The House at Riverton
Told in flashback by Grace, a loyal family servant, this debut novel tells the story of the Hartford family and Riverton, their English country estate, during the first quarter of the 20th century. This book has it all – the charmed but tragic lives of the landed gentry, the world of their faithful servants, passionate and doomed love affairs, the impact of World War I on English society, changes in the role of women in society - to name just a few. The story was briskly paced and kept me in suspense until the end, when Grace’s secret is finally revealed. The characters were believable and sympathetic in that British stiff upper-lip sort of way. If you like books like Rebecca, Atonement and Water for Elephants, as I do, this book is highly recommended.
Elsbeth (05/07/08)

A Captivating Book
The House At Riverton is a fabulous novel!
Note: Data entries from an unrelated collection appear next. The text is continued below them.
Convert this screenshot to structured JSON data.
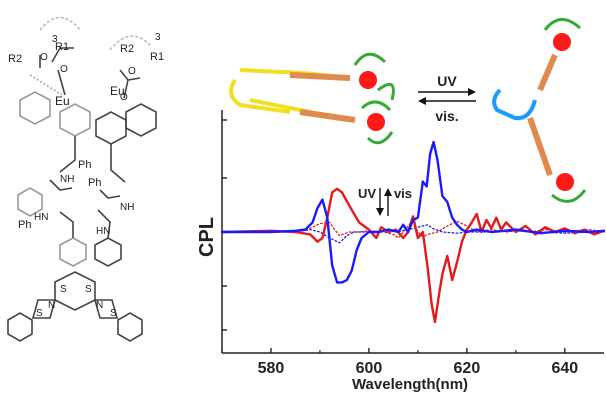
{
  "colors": {
    "uv_solid": "#e41a1c",
    "vis_solid": "#1a1aff",
    "axis": "#222222",
    "metal": "#ff1a1a",
    "ligand_yellow": "#f0e020",
    "ligand_blue": "#1a9cff",
    "bridge": "#e08a50"
  },
  "structure": {
    "metal_labels": [
      "Eu",
      "Eu"
    ],
    "group_labels": {
      "r2_left": "R2",
      "r1_left": "R1",
      "r2_right": "R2",
      "r1_right": "R1",
      "count_left": "3",
      "count_right": "3",
      "ph_left_1": "Ph",
      "ph_left_2": "Ph",
      "ph_center": "Ph",
      "o_1": "O",
      "o_2": "O",
      "o_3": "O",
      "o_4": "O",
      "nh_1": "NH",
      "nh_2": "NH",
      "hn_1": "HN",
      "hn_2": "HN",
      "s_1": "S",
      "s_2": "S",
      "s_3": "S",
      "s_4": "S",
      "n_1": "N",
      "n_2": "N"
    }
  },
  "scheme": {
    "forward_label": "UV",
    "reverse_label": "vis."
  },
  "inset": {
    "uv_label": "UV",
    "vis_label": "vis"
  },
  "chart_data": {
    "type": "line",
    "xlabel": "Wavelength(nm)",
    "ylabel": "CPL",
    "xlim": [
      570,
      648
    ],
    "ylim": [
      -1.0,
      1.0
    ],
    "x_ticks": [
      580,
      600,
      620,
      640
    ],
    "grid": false,
    "series": [
      {
        "color": "#e41a1c",
        "style": "solid",
        "points": [
          [
            570,
            0.0
          ],
          [
            580,
            0.01
          ],
          [
            585,
            0.0
          ],
          [
            588,
            -0.02
          ],
          [
            589.5,
            -0.08
          ],
          [
            590.5,
            -0.05
          ],
          [
            591.5,
            0.12
          ],
          [
            592.5,
            0.33
          ],
          [
            593.5,
            0.36
          ],
          [
            594.5,
            0.33
          ],
          [
            596,
            0.22
          ],
          [
            598,
            0.08
          ],
          [
            600,
            0.02
          ],
          [
            601.5,
            -0.05
          ],
          [
            602.5,
            0.04
          ],
          [
            604,
            0.0
          ],
          [
            605.5,
            0.02
          ],
          [
            607,
            -0.05
          ],
          [
            608,
            0.0
          ],
          [
            609,
            0.13
          ],
          [
            610,
            -0.05
          ],
          [
            611,
            0.0
          ],
          [
            612,
            -0.3
          ],
          [
            612.8,
            -0.6
          ],
          [
            613.5,
            -0.75
          ],
          [
            614.2,
            -0.55
          ],
          [
            615,
            -0.35
          ],
          [
            616,
            -0.2
          ],
          [
            617,
            -0.4
          ],
          [
            618,
            -0.25
          ],
          [
            619,
            -0.08
          ],
          [
            620,
            0.02
          ],
          [
            621,
            0.08
          ],
          [
            622,
            0.15
          ],
          [
            623,
            0.0
          ],
          [
            624,
            0.1
          ],
          [
            625,
            0.03
          ],
          [
            626,
            0.12
          ],
          [
            627,
            0.02
          ],
          [
            628,
            0.08
          ],
          [
            630,
            0.0
          ],
          [
            632,
            0.05
          ],
          [
            634,
            -0.02
          ],
          [
            636,
            0.04
          ],
          [
            638,
            0.0
          ],
          [
            640,
            0.03
          ],
          [
            642,
            -0.01
          ],
          [
            644,
            0.02
          ],
          [
            646,
            -0.02
          ],
          [
            648,
            0.01
          ]
        ]
      },
      {
        "color": "#1a1aff",
        "style": "solid",
        "points": [
          [
            570,
            0.0
          ],
          [
            580,
            0.0
          ],
          [
            585,
            0.01
          ],
          [
            587,
            0.02
          ],
          [
            588.5,
            0.08
          ],
          [
            589.5,
            0.2
          ],
          [
            590.5,
            0.27
          ],
          [
            591.5,
            0.12
          ],
          [
            592.5,
            -0.28
          ],
          [
            593.5,
            -0.42
          ],
          [
            594.5,
            -0.42
          ],
          [
            595.5,
            -0.4
          ],
          [
            596.5,
            -0.32
          ],
          [
            597.5,
            -0.15
          ],
          [
            598.5,
            -0.05
          ],
          [
            600,
            0.0
          ],
          [
            602,
            0.0
          ],
          [
            604,
            0.02
          ],
          [
            606,
            0.0
          ],
          [
            607,
            0.06
          ],
          [
            608,
            0.0
          ],
          [
            609,
            0.1
          ],
          [
            610,
            0.12
          ],
          [
            611,
            0.42
          ],
          [
            611.8,
            0.38
          ],
          [
            612.5,
            0.65
          ],
          [
            613.2,
            0.75
          ],
          [
            614,
            0.6
          ],
          [
            615,
            0.3
          ],
          [
            616,
            0.25
          ],
          [
            617,
            0.12
          ],
          [
            618,
            0.06
          ],
          [
            619,
            0.02
          ],
          [
            620,
            0.0
          ],
          [
            622,
            0.02
          ],
          [
            625,
            0.0
          ],
          [
            630,
            0.02
          ],
          [
            635,
            -0.01
          ],
          [
            640,
            0.01
          ],
          [
            645,
            0.0
          ],
          [
            648,
            0.01
          ]
        ]
      },
      {
        "color": "#e41a1c",
        "style": "dotted",
        "points": [
          [
            570,
            0.0
          ],
          [
            580,
            0.0
          ],
          [
            585,
            0.01
          ],
          [
            588,
            0.03
          ],
          [
            590,
            0.07
          ],
          [
            592,
            0.08
          ],
          [
            593,
            0.02
          ],
          [
            594,
            -0.03
          ],
          [
            596,
            0.0
          ],
          [
            598,
            0.0
          ],
          [
            600,
            0.01
          ],
          [
            603,
            0.0
          ],
          [
            605,
            -0.02
          ],
          [
            606,
            -0.05
          ],
          [
            607,
            0.0
          ],
          [
            609,
            0.1
          ],
          [
            610,
            0.0
          ],
          [
            611,
            -0.04
          ],
          [
            612,
            -0.02
          ],
          [
            614,
            0.0
          ],
          [
            616,
            0.05
          ],
          [
            618,
            0.09
          ],
          [
            620,
            0.05
          ],
          [
            622,
            0.0
          ],
          [
            625,
            0.02
          ],
          [
            628,
            0.0
          ],
          [
            630,
            0.01
          ],
          [
            633,
            0.0
          ],
          [
            636,
            0.02
          ],
          [
            640,
            0.0
          ],
          [
            645,
            0.02
          ],
          [
            648,
            0.0
          ]
        ]
      },
      {
        "color": "#1a1aff",
        "style": "dotted",
        "points": [
          [
            570,
            0.0
          ],
          [
            580,
            0.0
          ],
          [
            585,
            0.0
          ],
          [
            588,
            0.02
          ],
          [
            590,
            0.0
          ],
          [
            592,
            -0.05
          ],
          [
            594,
            -0.09
          ],
          [
            595.5,
            -0.03
          ],
          [
            597,
            0.0
          ],
          [
            600,
            0.0
          ],
          [
            603,
            0.01
          ],
          [
            606,
            0.0
          ],
          [
            609,
            0.03
          ],
          [
            611,
            0.05
          ],
          [
            612,
            0.06
          ],
          [
            613,
            0.03
          ],
          [
            615,
            0.0
          ],
          [
            618,
            -0.01
          ],
          [
            620,
            0.0
          ],
          [
            625,
            0.0
          ],
          [
            630,
            0.01
          ],
          [
            635,
            0.0
          ],
          [
            640,
            -0.01
          ],
          [
            645,
            0.0
          ],
          [
            648,
            0.0
          ]
        ]
      }
    ]
  }
}
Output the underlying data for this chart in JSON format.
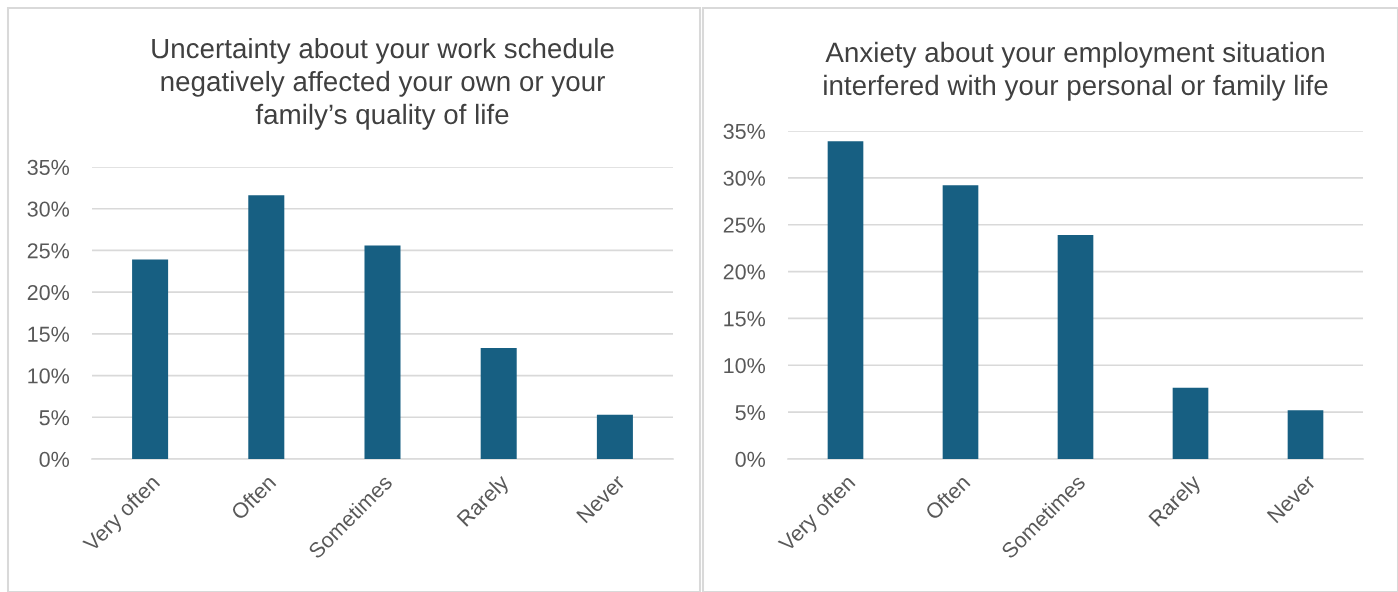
{
  "chart_data": [
    {
      "type": "bar",
      "title": "Uncertainty about your work schedule\nnegatively affected your own or your\nfamily’s quality of life",
      "categories": [
        "Very often",
        "Often",
        "Sometimes",
        "Rarely",
        "Never"
      ],
      "values": [
        23.9,
        31.6,
        25.6,
        13.3,
        5.3
      ],
      "color": "#175f82",
      "ylim": [
        0,
        35
      ],
      "yticks": [
        {
          "value": 0,
          "label": "0%"
        },
        {
          "value": 5,
          "label": "5%"
        },
        {
          "value": 10,
          "label": "10%"
        },
        {
          "value": 15,
          "label": "15%"
        },
        {
          "value": 20,
          "label": "20%"
        },
        {
          "value": 25,
          "label": "25%"
        },
        {
          "value": 30,
          "label": "30%"
        },
        {
          "value": 35,
          "label": "35%"
        }
      ],
      "grid": "y",
      "legend": false
    },
    {
      "type": "bar",
      "title": "Anxiety about your employment situation\ninterfered with your personal or family life",
      "categories": [
        "Very often",
        "Often",
        "Sometimes",
        "Rarely",
        "Never"
      ],
      "values": [
        33.9,
        29.2,
        23.9,
        7.6,
        5.2
      ],
      "color": "#175f82",
      "ylim": [
        0,
        35
      ],
      "yticks": [
        {
          "value": 0,
          "label": "0%"
        },
        {
          "value": 5,
          "label": "5%"
        },
        {
          "value": 10,
          "label": "10%"
        },
        {
          "value": 15,
          "label": "15%"
        },
        {
          "value": 20,
          "label": "20%"
        },
        {
          "value": 25,
          "label": "25%"
        },
        {
          "value": 30,
          "label": "30%"
        },
        {
          "value": 35,
          "label": "35%"
        }
      ],
      "grid": "y",
      "legend": false
    }
  ]
}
The author skillfully brings her readers into the house, upstairs with the aristocratic family and downstairs with the household servant staff.

As I read this book, I felt I was right there, sharing the lives and secrets of the characters in the story. I enjoyed going back in history, to the mid-1920's via Grace's memories. The suspense at the end of the novel was great.

It was difficult to put this book down. I will eagerly wait for Kate Morton's second novel.
Shirley (05/07/08)

The House At Riverton
A superficial novel, never developing the characters enough to encourage interest in them or their plight. Dialogue too monotonous to allow imagination. One feels on the verge of interest when the plot is redirected leaving one searching to rekindle caring. Although the premise evokes intrigue, it ends up reading like a book for a teenage girl. There is a good story here that a more skilled writer could make into a page turner.
Robyn (05/07/08)

Fine example of a fun genre
The first sentence of this book lets you know where the author is going: it is a clear echo of the famous first sentence of Du Maurier's Rebecca: "Last night I dreamed I went to Manderly again.." That first sentence tells you what you need to know; this book draws on what Daphne DuMaurier did first and best -- the gothic mystery, with the somewhat secretive narrator, and the stories that take place under the surface. I read another review compare it to The Thirteenth Tale, and I'd agree with that comparison. Like The Thirteenth Tale, it has a great setup, and it moves forward well -- but I spent most of the book waiting for it to kick into fifth gear, and it never quite there. The author has a great sense of place and time, and a great ability to build up intrigue; but it never quite pays off in the way that a lasting classic would. That said, it was well worth the read, especially for people (and there are lots of us) who are fans of the genre.
Irene (05/07/08)

The House at Riverton
A wonderful novel!

The setting (1900-1924) and the place (Riverton House in the English countryside) are well researched and have a definite feeling of authenticity.
The characters are all caught, unsuspecting at first, in a changing time between two wars; politics, ambitions, attitudes toward women, their place in society and the suffragette movement all play a part in their lives. Both major and minor characters have secrets, which lead the reader to many questions, some answered and some not answered.

The story alternates between the past and the present (1999) from the perspective of the main character, Grace, who begins as a servant girl at age 14 and dying at age 98, In her last hours she shares with the reader the secret she has kept for 75 years.
This is a thoroughly enjoyable book. I look forward to more of Kate Morton’s work in the near future.